Dependency Inversion

5 | The Dependency Inversion Principle

To understand this principle, we first need to know - what is a dependency?

Consider two objects A and B. Let’s say A is dependent on B. This means that in order for A to be successful and perform the job it is designed to do, A needs B. Let’s think about this with real objects - if A is a pen, B would be the ink cartridge; a pen with no ink is completely useless and would fail at its task! In coding terms, if A is dependent on B, A must have a copy/instance of B, otherwise A cannot function.

Why do I need to look out for dependencies?

When two objects have a direct reliance on each other, they become highly coupled. If I wanted to alter how B behaves, any changes will likely affect A and create unintended consequences. This would make code very difficult to manage in the future. Let’s go back to the pens - maybe I want to use a different color of ink in my pen (A). The color of new ink cartridge (B) would not match the exterior of my existing pen, so I would then need to change the cap color of my pen A, (or even worse the new ink cartridge might not even fit my pen!)

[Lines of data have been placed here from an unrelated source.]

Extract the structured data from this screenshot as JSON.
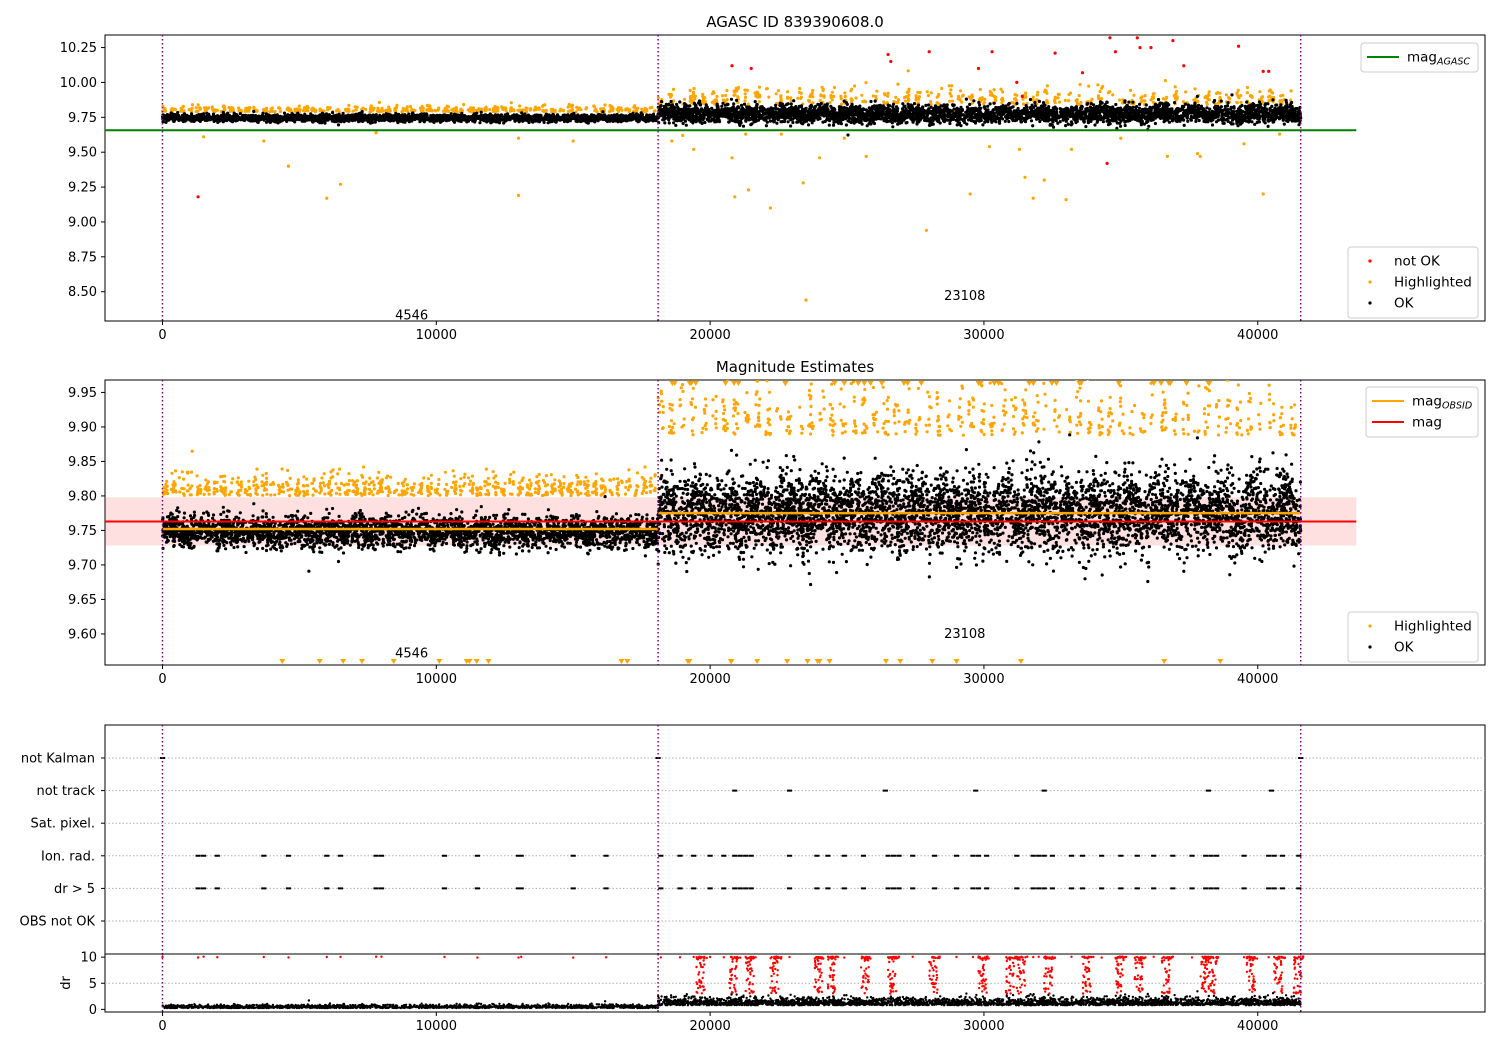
{
  "chart_data": [
    {
      "type": "scatter",
      "title": "AGASC ID 839390608.0",
      "xlim": [
        -2100,
        48300
      ],
      "ylim": [
        8.29,
        10.34
      ],
      "x_ticks": [
        0,
        10000,
        20000,
        30000,
        40000
      ],
      "x_tick_labels": [
        "0",
        "10000",
        "20000",
        "30000",
        "40000"
      ],
      "y_ticks": [
        8.5,
        8.75,
        9.0,
        9.25,
        9.5,
        9.75,
        10.0,
        10.25
      ],
      "y_tick_labels": [
        "8.50",
        "8.75",
        "9.00",
        "9.25",
        "9.50",
        "9.75",
        "10.00",
        "10.25"
      ],
      "obs_boundaries": [
        0,
        18100,
        41570
      ],
      "obs_labels": [
        {
          "text": "4546",
          "x": 9100,
          "y": 8.33
        },
        {
          "text": "23108",
          "x": 29300,
          "y": 8.47
        }
      ],
      "lines": [
        {
          "name": "mag_AGASC",
          "color": "#008000",
          "y": 9.657,
          "x": [
            -2100,
            43600
          ]
        }
      ],
      "segments": [
        {
          "x": [
            0,
            18100
          ],
          "center": 9.745,
          "spread": 0.016,
          "highlight_band": 9.795,
          "highlight_spread": 0.02
        },
        {
          "x": [
            18100,
            41570
          ],
          "center": 9.775,
          "spread": 0.04,
          "highlight_band": 9.86,
          "highlight_spread": 0.06
        }
      ],
      "outliers_orange": [
        [
          1500,
          9.61
        ],
        [
          3700,
          9.58
        ],
        [
          4600,
          9.4
        ],
        [
          6000,
          9.17
        ],
        [
          6500,
          9.27
        ],
        [
          7800,
          9.64
        ],
        [
          13000,
          9.6
        ],
        [
          13000,
          9.19
        ],
        [
          15000,
          9.58
        ],
        [
          18600,
          9.58
        ],
        [
          19000,
          9.62
        ],
        [
          19400,
          9.52
        ],
        [
          20800,
          9.46
        ],
        [
          20900,
          9.18
        ],
        [
          21300,
          9.63
        ],
        [
          21400,
          9.23
        ],
        [
          22200,
          9.1
        ],
        [
          22600,
          9.63
        ],
        [
          23400,
          9.28
        ],
        [
          23500,
          8.44
        ],
        [
          24000,
          9.46
        ],
        [
          24900,
          9.6
        ],
        [
          25700,
          9.47
        ],
        [
          27900,
          8.94
        ],
        [
          29500,
          9.2
        ],
        [
          30200,
          9.54
        ],
        [
          31300,
          9.52
        ],
        [
          31500,
          9.32
        ],
        [
          31800,
          9.17
        ],
        [
          32200,
          9.3
        ],
        [
          33000,
          9.16
        ],
        [
          33200,
          9.52
        ],
        [
          35000,
          9.6
        ],
        [
          36700,
          9.47
        ],
        [
          37800,
          9.49
        ],
        [
          37900,
          9.47
        ],
        [
          39500,
          9.56
        ],
        [
          40200,
          9.2
        ],
        [
          40800,
          9.63
        ]
      ],
      "outliers_red": [
        [
          1300,
          9.18
        ],
        [
          20800,
          10.12
        ],
        [
          21500,
          10.1
        ],
        [
          26500,
          10.2
        ],
        [
          26600,
          10.15
        ],
        [
          28000,
          10.22
        ],
        [
          30300,
          10.22
        ],
        [
          31200,
          10.0
        ],
        [
          32600,
          10.21
        ],
        [
          33600,
          10.07
        ],
        [
          34600,
          10.32
        ],
        [
          34800,
          10.22
        ],
        [
          35600,
          10.32
        ],
        [
          35700,
          10.25
        ],
        [
          36100,
          10.25
        ],
        [
          36900,
          10.3
        ],
        [
          37300,
          10.12
        ],
        [
          39300,
          10.26
        ],
        [
          40200,
          10.08
        ],
        [
          40400,
          10.08
        ],
        [
          34500,
          9.42
        ],
        [
          29800,
          10.1
        ],
        [
          31400,
          9.9
        ]
      ],
      "legend": [
        {
          "label": "mag",
          "sub": "AGASC",
          "color": "#008000",
          "kind": "line"
        },
        {
          "label": "not OK",
          "color": "#ff0000",
          "kind": "dot"
        },
        {
          "label": "Highlighted",
          "color": "#ffa500",
          "kind": "dot"
        },
        {
          "label": "OK",
          "color": "#000000",
          "kind": "dot"
        }
      ]
    },
    {
      "type": "scatter",
      "title": "Magnitude Estimates",
      "xlim": [
        -2100,
        48300
      ],
      "ylim": [
        9.555,
        9.968
      ],
      "x_ticks": [
        0,
        10000,
        20000,
        30000,
        40000
      ],
      "x_tick_labels": [
        "0",
        "10000",
        "20000",
        "30000",
        "40000"
      ],
      "y_ticks": [
        9.6,
        9.65,
        9.7,
        9.75,
        9.8,
        9.85,
        9.9,
        9.95
      ],
      "y_tick_labels": [
        "9.60",
        "9.65",
        "9.70",
        "9.75",
        "9.80",
        "9.85",
        "9.90",
        "9.95"
      ],
      "obs_boundaries": [
        0,
        18100,
        41570
      ],
      "obs_labels": [
        {
          "text": "4546",
          "x": 9100,
          "y": 9.572
        },
        {
          "text": "23108",
          "x": 29300,
          "y": 9.6
        }
      ],
      "mag": {
        "value": 9.763,
        "band": [
          9.728,
          9.798
        ],
        "x": [
          -2100,
          43600
        ],
        "color": "#ff0000"
      },
      "mag_obsid": [
        {
          "x": [
            0,
            18100
          ],
          "y": 9.752
        },
        {
          "x": [
            18100,
            41570
          ],
          "y": 9.775
        }
      ],
      "segments": [
        {
          "x": [
            0,
            18100
          ],
          "center": 9.748,
          "spread": 0.014,
          "highlight_band": 9.805,
          "highlight_spread": 0.015
        },
        {
          "x": [
            18100,
            41570
          ],
          "center": 9.775,
          "spread": 0.035,
          "highlight_band": 9.9,
          "highlight_spread": 0.04
        }
      ],
      "legend": [
        {
          "label": "mag",
          "sub": "OBSID",
          "color": "#ffa500",
          "kind": "line"
        },
        {
          "label": "mag",
          "color": "#ff0000",
          "kind": "line"
        },
        {
          "label": "Highlighted",
          "color": "#ffa500",
          "kind": "dot"
        },
        {
          "label": "OK",
          "color": "#000000",
          "kind": "dot"
        }
      ]
    },
    {
      "type": "scatter",
      "title": "",
      "xlim": [
        -2100,
        48300
      ],
      "categories": [
        "not Kalman",
        "not track",
        "Sat. pixel.",
        "Ion. rad.",
        "dr > 5",
        "OBS not OK"
      ],
      "obs_boundaries": [
        0,
        18100,
        41570
      ],
      "flag_points": {
        "not Kalman": [
          0,
          18100,
          41570
        ],
        "not track": [
          20900,
          22900,
          26400,
          29700,
          32200,
          38200,
          40500
        ],
        "Sat. pixel.": [],
        "Ion. rad.": [
          1300,
          1500,
          2000,
          3700,
          4600,
          6000,
          6500,
          7800,
          8000,
          10300,
          11500,
          13000,
          13100,
          15000,
          16200,
          18200,
          18900,
          19400,
          20000,
          20500,
          20900,
          21100,
          21300,
          21500,
          22900,
          23900,
          24300,
          24900,
          25600,
          26500,
          26700,
          26900,
          27400,
          28200,
          29000,
          29600,
          29800,
          30100,
          31200,
          31800,
          32000,
          32200,
          32500,
          33200,
          33600,
          34300,
          35000,
          35600,
          36200,
          36900,
          37600,
          38100,
          38300,
          38500,
          39500,
          40400,
          40600,
          40900,
          41500
        ],
        "dr > 5": [
          1300,
          1500,
          2000,
          3700,
          4600,
          6000,
          6500,
          7800,
          8000,
          10300,
          11500,
          13000,
          13100,
          15000,
          16200,
          18200,
          18900,
          19400,
          20000,
          20500,
          20900,
          21100,
          21300,
          21500,
          22900,
          23900,
          24300,
          24900,
          25600,
          26500,
          26700,
          26900,
          27400,
          28200,
          29000,
          29600,
          29800,
          30100,
          31200,
          31800,
          32000,
          32200,
          32500,
          33200,
          33600,
          34300,
          35000,
          35600,
          36200,
          36900,
          37600,
          38100,
          38300,
          38500,
          39500,
          40400,
          40600,
          40900,
          41500
        ],
        "OBS not OK": []
      }
    },
    {
      "type": "scatter",
      "title": "",
      "ylabel": "dr",
      "xlim": [
        -2100,
        48300
      ],
      "ylim": [
        -0.5,
        10.6
      ],
      "x_ticks": [
        0,
        10000,
        20000,
        30000,
        40000
      ],
      "x_tick_labels": [
        "0",
        "10000",
        "20000",
        "30000",
        "40000"
      ],
      "y_ticks": [
        0,
        5,
        10
      ],
      "y_tick_labels": [
        "0",
        "5",
        "10"
      ],
      "obs_boundaries": [
        0,
        18100,
        41570
      ],
      "segments": [
        {
          "x": [
            0,
            18100
          ],
          "center": 0.35,
          "spread": 0.3
        },
        {
          "x": [
            18100,
            41570
          ],
          "center": 1.0,
          "spread": 0.7
        }
      ],
      "red_points_at_10": [
        0,
        1300,
        1500,
        2000,
        3700,
        4600,
        6000,
        6500,
        7800,
        8000,
        10300,
        11500,
        13000,
        13100,
        15000,
        16200,
        18200,
        18900,
        19400,
        20000,
        20500,
        20900,
        21100,
        21300,
        21500,
        22900,
        23900,
        24300,
        24900,
        25600,
        26500,
        26700,
        26900,
        27400,
        28200,
        29000,
        29600,
        29800,
        30100,
        31200,
        31800,
        32000,
        32200,
        32500,
        33200,
        33600,
        34300,
        35000,
        35600,
        36200,
        36900,
        37600,
        38100,
        38300,
        38500,
        39500,
        40400,
        40600,
        40900,
        41500
      ],
      "red_columns": [
        19500,
        20700,
        21300,
        22200,
        23800,
        24300,
        25500,
        26500,
        28000,
        29800,
        30800,
        31200,
        32200,
        33600,
        34800,
        35500,
        36500,
        37900,
        38200,
        39600,
        40600,
        41300
      ]
    }
  ]
}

So how do we remove dependencies?

By following the Dependency Inversion Principle of course! The DIP states:

High level modules should not depend on low-level modules. Both should depend on abstractions.

Abstractions should depend on details. Details should depend on abstractions.

This means that two objects that depend on each other should be separated by a third object; an abstraction (let’s call this C). When an abstraction is properly introduced the high-level module (object A) depends on the abstraction, and the low-level module (object B) also depends on the same abstraction. Thereby changing the direction of the dependency and removing the direct reference between A and B. It isn’t so much that the coupling between the two objects has been completely removed, moreover the coupling has shifted to a third intermediary component - the abstraction, C. To make any edits to object B, there is no longer any need to comb through A, you would only have to check and make any possible alterations in one place - C.

How do I implement abstractions?

Interfaces are commonly used to follow the Dependency Inversion Principle. They allow for objects to be defined, yet not fully implemented - providing a broad outline for what each object, A and B expects. Using them between dependent objects allows for slightly different implementations of how each object will behave. Let’s take a look at some code!

class Post
{
    private LaserPrinter printer = new LaserPrinter();

    void PrintPost(string postMessage)
    {
        printer.print(postMessage);
    }
}

class LaserPrinter
{
    public print(string text)
    {
        // Send to LASER printer
    }
}

Here we have a Post object that can be printed via the PrintPost method. The Post class instantiates an instance of LaserPrinter - it is dependent on LaserPrinter. But what if we wanted to use a different type of printer!? Let’s see if we can fix this:

interface IPrinter
{
    void print(string text);
}

public class LaserPrinter : IPrinter
{
    void print(string text)
    {
        //Send to LASER printer
    }
}

public class InkJetPrinter : IPrinter
{
    void print(string text)
    {
        //Send to INKJET printer
    }
}

Above we have created an interface IPrinter with the method print defined. Next we have two implementations of the interface: LaserPrinter and InkJetPrinter. As the interface just defines the method print, we have the ability to create custom behaviour for each specific type of printer when they are implemented! Now let’s see our newly created interface used in the Post class:

class Post
{
    public IPrinter printer;

    public Post(IPrinter injectedPrinter)
    {
        printer = injectedPrinter;
    }

    void PrintPost(string postMessage)
    {
        printer.print(postMessage);
    }
}

Here you can see the interface IPrinter is injected into the Post object when Post is instantiated! No more dependencies!

What is the difference between Dependency Inversion and Dependency Injection?

Injection removes dependencies by supplying the dependent object B and passing it into A, rather than instantiating B within the higher-level, A. Conversely Dependency Inversion removes dependencies by separating A and B with an abstraction. Erik Dietrich in his blog post “Dependency Injection or Inversion?” came up with this great way to summarise the difference:

Dependency Injection == “Gimme it”

Dependency Inversion == “Someone take care of this for me, somehow.”

With Injection, dependent objects are not instantiated, instead they are passed down as parameters. Dependency Inversion can be achieved by using Injection within the abstraction between objects A and B, which you can see in the code example above.

Lastly it’s important to note - if you have successfully implemented the Open/Closed Principle and the Liskov Substitution Principle, you should have also followed the Dependency Inversion Principle, as all the SOLID Principles relate to each other!